Lize Spit, le trauma au féminin singulier

PREMIER ROMAN | À 30 ans, Eva revient à Bovenmeer. Treize ans qu’elle n’a pas mis le pied dans son village natal. Enfant, elle y passait tout son temps entre Pim (la ferme) et Laurens (la boucherie). Mais Jan, le frère de Pim, meurt un jour dans des circonstances cinglantes et honteuses, et une forme de toxicité commence au même moment à contaminer le fonctionnement tacite du trio. Livrée à elle-même dans une famille bancale (sa mère alcoolique, son père suicidaire, sa petite soeur, psychiquement sur le fil), Eva se prendra de fascination admirative pour Elisa, une fille arrivée de la ville qui la conduira à accepter les règles d’un jeu pervers.
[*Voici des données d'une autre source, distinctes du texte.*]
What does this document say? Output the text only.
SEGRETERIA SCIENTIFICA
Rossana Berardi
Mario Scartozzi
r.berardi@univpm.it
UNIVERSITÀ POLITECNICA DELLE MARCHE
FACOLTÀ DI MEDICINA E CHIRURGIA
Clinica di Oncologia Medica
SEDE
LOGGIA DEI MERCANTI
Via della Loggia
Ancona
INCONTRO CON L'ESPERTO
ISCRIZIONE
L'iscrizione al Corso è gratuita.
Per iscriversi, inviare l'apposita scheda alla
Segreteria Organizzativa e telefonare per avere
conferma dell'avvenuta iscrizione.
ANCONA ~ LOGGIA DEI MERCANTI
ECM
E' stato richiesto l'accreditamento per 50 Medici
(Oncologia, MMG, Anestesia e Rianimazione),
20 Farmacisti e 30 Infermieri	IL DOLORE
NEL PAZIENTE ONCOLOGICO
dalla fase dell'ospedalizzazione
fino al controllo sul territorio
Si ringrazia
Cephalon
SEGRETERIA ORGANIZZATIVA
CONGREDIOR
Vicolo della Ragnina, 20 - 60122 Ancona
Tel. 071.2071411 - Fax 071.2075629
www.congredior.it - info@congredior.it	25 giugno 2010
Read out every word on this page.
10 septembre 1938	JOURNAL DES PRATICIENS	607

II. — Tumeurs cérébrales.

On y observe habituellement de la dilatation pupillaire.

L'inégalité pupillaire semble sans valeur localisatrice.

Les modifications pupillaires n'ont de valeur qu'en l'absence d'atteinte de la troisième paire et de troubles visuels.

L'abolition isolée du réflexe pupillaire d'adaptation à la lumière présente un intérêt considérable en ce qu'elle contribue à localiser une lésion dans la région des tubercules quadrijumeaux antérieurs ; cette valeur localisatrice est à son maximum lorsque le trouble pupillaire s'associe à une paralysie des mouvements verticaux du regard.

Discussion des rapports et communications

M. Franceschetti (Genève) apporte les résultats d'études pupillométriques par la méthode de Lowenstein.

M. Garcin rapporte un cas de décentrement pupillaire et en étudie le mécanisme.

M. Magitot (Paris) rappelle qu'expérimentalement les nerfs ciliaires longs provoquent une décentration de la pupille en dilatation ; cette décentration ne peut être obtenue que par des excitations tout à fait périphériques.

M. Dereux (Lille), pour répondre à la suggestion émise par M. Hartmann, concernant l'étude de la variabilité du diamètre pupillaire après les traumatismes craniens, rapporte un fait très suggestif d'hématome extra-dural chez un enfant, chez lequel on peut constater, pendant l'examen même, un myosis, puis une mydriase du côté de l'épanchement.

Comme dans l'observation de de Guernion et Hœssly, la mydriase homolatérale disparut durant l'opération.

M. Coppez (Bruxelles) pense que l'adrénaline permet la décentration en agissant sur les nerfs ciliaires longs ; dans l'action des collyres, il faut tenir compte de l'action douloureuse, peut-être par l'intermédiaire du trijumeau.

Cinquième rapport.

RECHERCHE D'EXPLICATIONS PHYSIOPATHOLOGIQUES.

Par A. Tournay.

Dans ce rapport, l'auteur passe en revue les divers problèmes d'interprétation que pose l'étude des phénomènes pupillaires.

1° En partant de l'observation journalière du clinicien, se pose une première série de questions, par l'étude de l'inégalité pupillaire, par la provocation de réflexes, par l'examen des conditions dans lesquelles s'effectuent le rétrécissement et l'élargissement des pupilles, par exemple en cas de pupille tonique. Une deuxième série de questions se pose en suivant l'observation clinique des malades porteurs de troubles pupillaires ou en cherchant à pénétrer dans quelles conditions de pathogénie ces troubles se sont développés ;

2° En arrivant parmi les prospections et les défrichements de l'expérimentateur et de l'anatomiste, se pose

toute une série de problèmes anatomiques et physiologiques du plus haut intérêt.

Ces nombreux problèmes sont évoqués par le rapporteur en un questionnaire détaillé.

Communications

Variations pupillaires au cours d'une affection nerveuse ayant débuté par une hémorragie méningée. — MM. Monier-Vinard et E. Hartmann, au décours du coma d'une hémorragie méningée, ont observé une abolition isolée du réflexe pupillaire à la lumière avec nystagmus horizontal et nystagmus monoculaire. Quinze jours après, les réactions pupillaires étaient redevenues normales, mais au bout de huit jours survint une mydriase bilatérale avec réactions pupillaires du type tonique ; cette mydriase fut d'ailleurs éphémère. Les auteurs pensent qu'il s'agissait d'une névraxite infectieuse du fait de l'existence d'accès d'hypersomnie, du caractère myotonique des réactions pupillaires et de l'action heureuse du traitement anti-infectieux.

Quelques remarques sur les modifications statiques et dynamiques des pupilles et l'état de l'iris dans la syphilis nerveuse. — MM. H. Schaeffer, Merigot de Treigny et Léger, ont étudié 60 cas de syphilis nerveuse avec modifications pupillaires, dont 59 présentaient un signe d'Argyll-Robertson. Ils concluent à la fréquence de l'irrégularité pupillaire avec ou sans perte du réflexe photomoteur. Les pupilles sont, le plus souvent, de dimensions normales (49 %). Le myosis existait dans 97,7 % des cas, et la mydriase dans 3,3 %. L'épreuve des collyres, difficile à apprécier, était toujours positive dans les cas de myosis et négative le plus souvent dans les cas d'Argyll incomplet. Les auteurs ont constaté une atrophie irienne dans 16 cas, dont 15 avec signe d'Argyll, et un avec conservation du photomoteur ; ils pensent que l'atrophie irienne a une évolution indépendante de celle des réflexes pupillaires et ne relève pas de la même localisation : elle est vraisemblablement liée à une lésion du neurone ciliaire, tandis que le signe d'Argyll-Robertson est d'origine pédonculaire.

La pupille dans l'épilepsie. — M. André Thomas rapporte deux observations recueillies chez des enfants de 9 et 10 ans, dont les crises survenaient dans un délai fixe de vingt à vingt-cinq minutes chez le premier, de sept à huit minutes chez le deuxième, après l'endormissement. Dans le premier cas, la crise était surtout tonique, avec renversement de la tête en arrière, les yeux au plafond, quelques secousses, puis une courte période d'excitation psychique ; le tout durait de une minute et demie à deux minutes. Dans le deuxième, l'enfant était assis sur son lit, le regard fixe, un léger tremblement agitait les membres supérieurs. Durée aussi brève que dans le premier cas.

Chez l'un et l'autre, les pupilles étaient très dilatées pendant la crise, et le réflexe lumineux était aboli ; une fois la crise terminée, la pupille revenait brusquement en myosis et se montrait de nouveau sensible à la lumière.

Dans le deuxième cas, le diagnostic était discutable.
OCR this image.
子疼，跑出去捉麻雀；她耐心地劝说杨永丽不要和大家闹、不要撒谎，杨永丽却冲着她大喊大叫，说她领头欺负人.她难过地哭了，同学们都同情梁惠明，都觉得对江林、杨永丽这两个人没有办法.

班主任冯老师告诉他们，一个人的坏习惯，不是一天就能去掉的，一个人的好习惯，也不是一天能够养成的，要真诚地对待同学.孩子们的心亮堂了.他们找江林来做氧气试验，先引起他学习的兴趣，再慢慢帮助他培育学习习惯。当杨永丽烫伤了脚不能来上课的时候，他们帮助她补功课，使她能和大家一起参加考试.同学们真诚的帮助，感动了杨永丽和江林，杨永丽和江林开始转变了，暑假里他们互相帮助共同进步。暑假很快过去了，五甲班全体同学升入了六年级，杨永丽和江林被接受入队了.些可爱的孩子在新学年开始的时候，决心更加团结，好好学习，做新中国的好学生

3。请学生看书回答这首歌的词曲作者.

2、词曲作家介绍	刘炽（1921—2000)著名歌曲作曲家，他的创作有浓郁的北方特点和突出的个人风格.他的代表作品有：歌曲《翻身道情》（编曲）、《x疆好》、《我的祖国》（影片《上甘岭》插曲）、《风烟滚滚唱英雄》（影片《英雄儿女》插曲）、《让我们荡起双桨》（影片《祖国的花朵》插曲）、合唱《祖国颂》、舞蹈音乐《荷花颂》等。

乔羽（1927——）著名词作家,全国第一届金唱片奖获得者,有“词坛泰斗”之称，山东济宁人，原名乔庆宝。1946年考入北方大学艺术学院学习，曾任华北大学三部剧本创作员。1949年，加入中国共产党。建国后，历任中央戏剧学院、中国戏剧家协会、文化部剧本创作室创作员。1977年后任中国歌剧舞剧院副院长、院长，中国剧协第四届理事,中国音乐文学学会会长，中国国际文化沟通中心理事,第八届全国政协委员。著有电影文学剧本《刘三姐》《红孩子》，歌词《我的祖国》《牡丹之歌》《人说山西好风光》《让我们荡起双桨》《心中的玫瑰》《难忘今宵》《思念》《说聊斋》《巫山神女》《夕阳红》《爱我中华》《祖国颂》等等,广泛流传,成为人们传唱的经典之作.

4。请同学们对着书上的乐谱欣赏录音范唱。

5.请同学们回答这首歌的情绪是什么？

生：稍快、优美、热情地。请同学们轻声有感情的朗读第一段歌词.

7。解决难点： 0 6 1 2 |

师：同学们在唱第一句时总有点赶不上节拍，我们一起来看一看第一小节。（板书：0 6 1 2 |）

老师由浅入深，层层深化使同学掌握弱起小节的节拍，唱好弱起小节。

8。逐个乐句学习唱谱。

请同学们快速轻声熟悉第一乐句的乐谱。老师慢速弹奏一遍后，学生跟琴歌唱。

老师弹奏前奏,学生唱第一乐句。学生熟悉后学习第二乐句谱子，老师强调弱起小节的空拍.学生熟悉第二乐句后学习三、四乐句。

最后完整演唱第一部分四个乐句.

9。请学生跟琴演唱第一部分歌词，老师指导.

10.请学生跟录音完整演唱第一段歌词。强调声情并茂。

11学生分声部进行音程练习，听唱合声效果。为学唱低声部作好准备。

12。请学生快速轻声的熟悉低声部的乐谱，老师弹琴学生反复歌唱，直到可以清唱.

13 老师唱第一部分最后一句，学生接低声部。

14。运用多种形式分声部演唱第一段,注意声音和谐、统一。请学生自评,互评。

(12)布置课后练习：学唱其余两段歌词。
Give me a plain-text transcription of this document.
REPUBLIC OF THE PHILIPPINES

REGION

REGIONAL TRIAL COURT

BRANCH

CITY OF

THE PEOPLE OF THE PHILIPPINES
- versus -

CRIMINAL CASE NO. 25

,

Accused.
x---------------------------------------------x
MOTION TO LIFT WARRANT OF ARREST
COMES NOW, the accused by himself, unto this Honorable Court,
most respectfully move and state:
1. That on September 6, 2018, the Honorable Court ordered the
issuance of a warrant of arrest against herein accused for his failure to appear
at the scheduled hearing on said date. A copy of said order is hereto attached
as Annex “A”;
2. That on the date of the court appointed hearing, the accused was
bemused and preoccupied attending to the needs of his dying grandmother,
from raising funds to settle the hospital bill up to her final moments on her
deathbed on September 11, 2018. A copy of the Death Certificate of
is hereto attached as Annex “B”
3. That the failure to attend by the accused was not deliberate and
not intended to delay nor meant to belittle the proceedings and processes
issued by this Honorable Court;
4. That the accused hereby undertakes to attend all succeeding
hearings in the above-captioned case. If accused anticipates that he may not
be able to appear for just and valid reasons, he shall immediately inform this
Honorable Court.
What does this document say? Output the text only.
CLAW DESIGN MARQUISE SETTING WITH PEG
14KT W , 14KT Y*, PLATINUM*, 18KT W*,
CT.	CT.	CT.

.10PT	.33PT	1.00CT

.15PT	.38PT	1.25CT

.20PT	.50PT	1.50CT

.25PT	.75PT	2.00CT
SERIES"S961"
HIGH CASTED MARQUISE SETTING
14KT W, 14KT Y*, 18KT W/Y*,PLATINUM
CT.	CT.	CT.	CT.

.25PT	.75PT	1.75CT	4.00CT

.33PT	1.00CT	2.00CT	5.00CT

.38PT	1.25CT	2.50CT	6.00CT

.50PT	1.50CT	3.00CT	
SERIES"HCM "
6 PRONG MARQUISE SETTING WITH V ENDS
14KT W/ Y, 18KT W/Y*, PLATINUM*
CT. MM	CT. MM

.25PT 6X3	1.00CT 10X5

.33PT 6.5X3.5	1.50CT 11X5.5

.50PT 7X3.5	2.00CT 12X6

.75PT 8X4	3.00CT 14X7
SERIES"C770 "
Bâti sur un certain nombre d’énigmes dont le dévoilement progressif, très maîtrisé, constitue le caractère implacable, le premier roman de Lize Spit alterne passé et présent, les retours sur l’enfance s’égrenant au fil du parcours minuté qui rapproche l’Eva adulte de la réalisation d’un plan inquiétant (cet énorme bloc de glace qu’elle transporte dans le coffre de sa voiture depuis Bruxelles). Vu à travers les yeux d’une fille en pleine découverte crue et opaque de la sexualité, Débâcle trouve incontestablement sa voix, balançant entre naïveté réjouissante (l’inventivité des métaphores, la poésie des images, leur humour aussi) et suspense funeste (cette conclusion glaçante). Ancré dans une ruralité belge profonde hypergenrée, charriant un univers cinématographique (la solitude bouleversante de Despùes de Lucià, le décor testostéroné de Rundskop), un premier roman choc et puissant sur le consentement et le trauma au féminin singulier.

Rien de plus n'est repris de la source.